23.1.5 Sample data from two normal distributions, return a tibble with two columns called intervention and control but more flexibly

This time, write a more flexible function that has separate arguments for each condition’s M, SD and N.

23.1.6 Sample data from a normal distribution, add outliers, and return a tibble

Like the previous exercise, this exercise asks you to generate two tibbles of data and then combine them. This time, both datasets are for the same single unnamed condition. One tibble represents the ‘legitimate’ data. The second tibble represents the outliers. Both should draw from normal distributions. The arguments should be a) the population mean of the legitimate data, b) the SD of the legitimate data, c) the difference between the legitimate and the outliers (i.e., outlier mean = legitimate mean + difference), and d) the SD of the outliers.

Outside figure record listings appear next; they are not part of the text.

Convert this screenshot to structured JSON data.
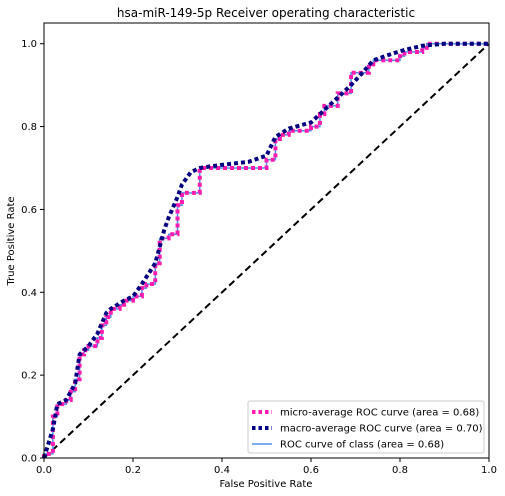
{
  "chart_data": {
    "type": "line",
    "title": "hsa-miR-149-5p Receiver operating characteristic",
    "xlabel": "False Positive Rate",
    "ylabel": "True Positive Rate",
    "xlim": [
      0,
      1
    ],
    "ylim": [
      0,
      1.05
    ],
    "xticks": [
      "0.0",
      "0.2",
      "0.4",
      "0.6",
      "0.8",
      "1.0"
    ],
    "yticks": [
      "0.0",
      "0.2",
      "0.4",
      "0.6",
      "0.8",
      "1.0"
    ],
    "legend_placement": "lower-right",
    "series": [
      {
        "name": "micro-average ROC curve (area = 0.68)",
        "color": "#ff1ab0",
        "style": "dotted",
        "x": [
          0.0,
          0.0,
          0.02,
          0.02,
          0.03,
          0.03,
          0.05,
          0.05,
          0.06,
          0.06,
          0.07,
          0.07,
          0.08,
          0.08,
          0.09,
          0.09,
          0.1,
          0.1,
          0.12,
          0.12,
          0.13,
          0.13,
          0.14,
          0.14,
          0.15,
          0.15,
          0.17,
          0.17,
          0.18,
          0.18,
          0.2,
          0.2,
          0.22,
          0.22,
          0.23,
          0.23,
          0.25,
          0.25,
          0.26,
          0.26,
          0.28,
          0.28,
          0.3,
          0.3,
          0.31,
          0.31,
          0.35,
          0.35,
          0.5,
          0.5,
          0.52,
          0.52,
          0.53,
          0.53,
          0.55,
          0.55,
          0.6,
          0.6,
          0.62,
          0.62,
          0.63,
          0.63,
          0.66,
          0.66,
          0.69,
          0.69,
          0.73,
          0.73,
          0.74,
          0.74,
          0.8,
          0.8,
          0.81,
          0.81,
          0.85,
          0.85,
          0.86,
          0.86,
          0.98,
          0.98,
          1.0
        ],
        "y": [
          0.0,
          0.01,
          0.01,
          0.1,
          0.1,
          0.13,
          0.13,
          0.14,
          0.14,
          0.16,
          0.16,
          0.19,
          0.19,
          0.25,
          0.25,
          0.26,
          0.26,
          0.27,
          0.27,
          0.29,
          0.29,
          0.32,
          0.32,
          0.34,
          0.34,
          0.36,
          0.36,
          0.37,
          0.37,
          0.38,
          0.38,
          0.39,
          0.39,
          0.41,
          0.41,
          0.42,
          0.42,
          0.47,
          0.47,
          0.53,
          0.53,
          0.54,
          0.54,
          0.61,
          0.61,
          0.64,
          0.64,
          0.7,
          0.7,
          0.72,
          0.72,
          0.77,
          0.77,
          0.78,
          0.78,
          0.79,
          0.79,
          0.8,
          0.8,
          0.83,
          0.83,
          0.85,
          0.85,
          0.88,
          0.88,
          0.93,
          0.93,
          0.95,
          0.95,
          0.96,
          0.96,
          0.97,
          0.97,
          0.98,
          0.98,
          0.99,
          0.99,
          1.0,
          1.0,
          1.0,
          1.0
        ]
      },
      {
        "name": "macro-average ROC curve (area = 0.70)",
        "color": "#000080",
        "style": "dotted",
        "x": [
          0.0,
          0.02,
          0.03,
          0.05,
          0.07,
          0.08,
          0.1,
          0.12,
          0.14,
          0.15,
          0.18,
          0.2,
          0.22,
          0.25,
          0.27,
          0.28,
          0.3,
          0.31,
          0.33,
          0.35,
          0.38,
          0.42,
          0.46,
          0.5,
          0.52,
          0.55,
          0.6,
          0.63,
          0.66,
          0.69,
          0.72,
          0.74,
          0.78,
          0.81,
          0.85,
          0.9,
          0.95,
          1.0
        ],
        "y": [
          0.0,
          0.07,
          0.13,
          0.14,
          0.18,
          0.25,
          0.27,
          0.3,
          0.35,
          0.36,
          0.38,
          0.39,
          0.42,
          0.47,
          0.55,
          0.58,
          0.63,
          0.66,
          0.69,
          0.7,
          0.705,
          0.71,
          0.715,
          0.73,
          0.775,
          0.795,
          0.81,
          0.84,
          0.87,
          0.9,
          0.935,
          0.96,
          0.975,
          0.985,
          0.995,
          1.0,
          1.0,
          1.0
        ]
      },
      {
        "name": "ROC curve of class (area = 0.68)",
        "color": "#4e8fe6",
        "style": "solid",
        "x": [
          0.0,
          0.0,
          0.02,
          0.02,
          0.03,
          0.03,
          0.05,
          0.05,
          0.06,
          0.06,
          0.07,
          0.07,
          0.08,
          0.08,
          0.09,
          0.09,
          0.1,
          0.1,
          0.12,
          0.12,
          0.13,
          0.13,
          0.14,
          0.14,
          0.15,
          0.15,
          0.17,
          0.17,
          0.18,
          0.18,
          0.2,
          0.2,
          0.22,
          0.22,
          0.23,
          0.23,
          0.25,
          0.25,
          0.26,
          0.26,
          0.28,
          0.28,
          0.3,
          0.3,
          0.31,
          0.31,
          0.35,
          0.35,
          0.5,
          0.5,
          0.52,
          0.52,
          0.53,
          0.53,
          0.55,
          0.55,
          0.6,
          0.6,
          0.62,
          0.62,
          0.63,
          0.63,
          0.66,
          0.66,
          0.69,
          0.69,
          0.73,
          0.73,
          0.74,
          0.74,
          0.8,
          0.8,
          0.81,
          0.81,
          0.85,
          0.85,
          0.86,
          0.86,
          0.98,
          0.98,
          1.0
        ],
        "y": [
          0.0,
          0.01,
          0.01,
          0.1,
          0.1,
          0.13,
          0.13,
          0.14,
          0.14,
          0.16,
          0.16,
          0.19,
          0.19,
          0.25,
          0.25,
          0.26,
          0.26,
          0.27,
          0.27,
          0.29,
          0.29,
          0.32,
          0.32,
          0.34,
          0.34,
          0.36,
          0.36,
          0.37,
          0.37,
          0.38,
          0.38,
          0.39,
          0.39,
          0.41,
          0.41,
          0.42,
          0.42,
          0.47,
          0.47,
          0.53,
          0.53,
          0.54,
          0.54,
          0.61,
          0.61,
          0.64,
          0.64,
          0.7,
          0.7,
          0.72,
          0.72,
          0.77,
          0.77,
          0.78,
          0.78,
          0.79,
          0.79,
          0.8,
          0.8,
          0.83,
          0.83,
          0.85,
          0.85,
          0.88,
          0.88,
          0.93,
          0.93,
          0.95,
          0.95,
          0.96,
          0.96,
          0.97,
          0.97,
          0.98,
          0.98,
          0.99,
          0.99,
          1.0,
          1.0,
          1.0,
          1.0
        ]
      },
      {
        "name": "",
        "color": "#000000",
        "style": "dashed",
        "x": [
          0,
          1
        ],
        "y": [
          0,
          1
        ]
      }
    ]
  }
}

Note that this is not intended to be a realistic DGP for how outliers occur, other than there being two separate DGPs for legitimate vs. outlier data. It is an arbitrary example designed to help you build your function writing skills.

23.1.7 Sample data from two normal distributions, return a tibble in long format with a ‘score’ and ‘condition’ column

Use bind_rows().

23.1.8 Cohen’s d simulator

Write a function like the two-group RCT function we did before, but it should only take the arguments cohens_d and n_per_group (i.e., not means and SDs). Whereas a previous exercise had you practice writing a more flexible function with more arguments, this practices a less flexible one with fewer arguments.

rnorm() can produce Cohen’s d-like data when we fix the SDs to 1, one mean to 0, and the second mean to the desired population Cohen’s d value.

23.2 Other probability density functions

23.2.1 Generate a random number between 0 and 9

Use runif(). Look up the help menu if you need with ?runif().

23.2.2 Generate two random numbers between 0 and 9, return only the larger one

Use runif(). Look up the help menu if you need with ?runif().

There are multiple ways to do this. Don’t reach immediately for help from an AI: think about the logic of how you might do it. Write out increasingly detailed pseudocode. There is more than one way of doing it.

23.2.3 Calculate the probabilty of n number of ‘heads’ among k number of coin flips

Use rbinom(). Look up the help menu if you need with ?rbinom().

FEEDBACK- questionable value, dbinom() instead? TODO

23.2.4 Binary outcomes with a treatment effect

Rewrite generate_data_two_group_binary() so that it returns id, condition (as a factor), and score. Use rbinom().

Simulate one dataset with prob_control = 0.20 and prob_intervention = 0.35 and verify the observed proportions with group_by() and summarise().

TODO in between question needed before this one to scale the difficulty; but also this doens’t change much from the in-class code - @jamie

23.2.5 Missing data

Modify generate_data_two_group() so that a proportion of score values are set to NA completely at random.

Use [suggestion needed].

Add an argument missing_rate between 0 and 1. Test with missing_rate = 0, 0.10, and 0.40.

23.3 Multivariate normal distributions

I.e., correlated data.

23.3.1 Three time points

Write a function that returns three time points (pre, mid, post) with correlations:

  • cor(pre, mid) = 0.7
  • cor(mid, post) = 0.7
  • cor(pre, post) = 0.5

Assume the same mean and SD at each time point.

Use rnorm_multi().

23.3.2 Scale items with rnorm_multi()

Using faux::rnorm_multi():

  • generate 8 items with inter-item correlation r=0.3
  • add an id column
  • compute a total score as a row-mean or row-sum

23.4 Reflection

  • What features of the DGPs often assumed for psychological data are often unrealistic for real psychological data? These are the sorts of things we a) violate all the time, and yet b) usually don’t understand the implications of violating (i.e., do we need to care). We can examine them in simulations in later chapters.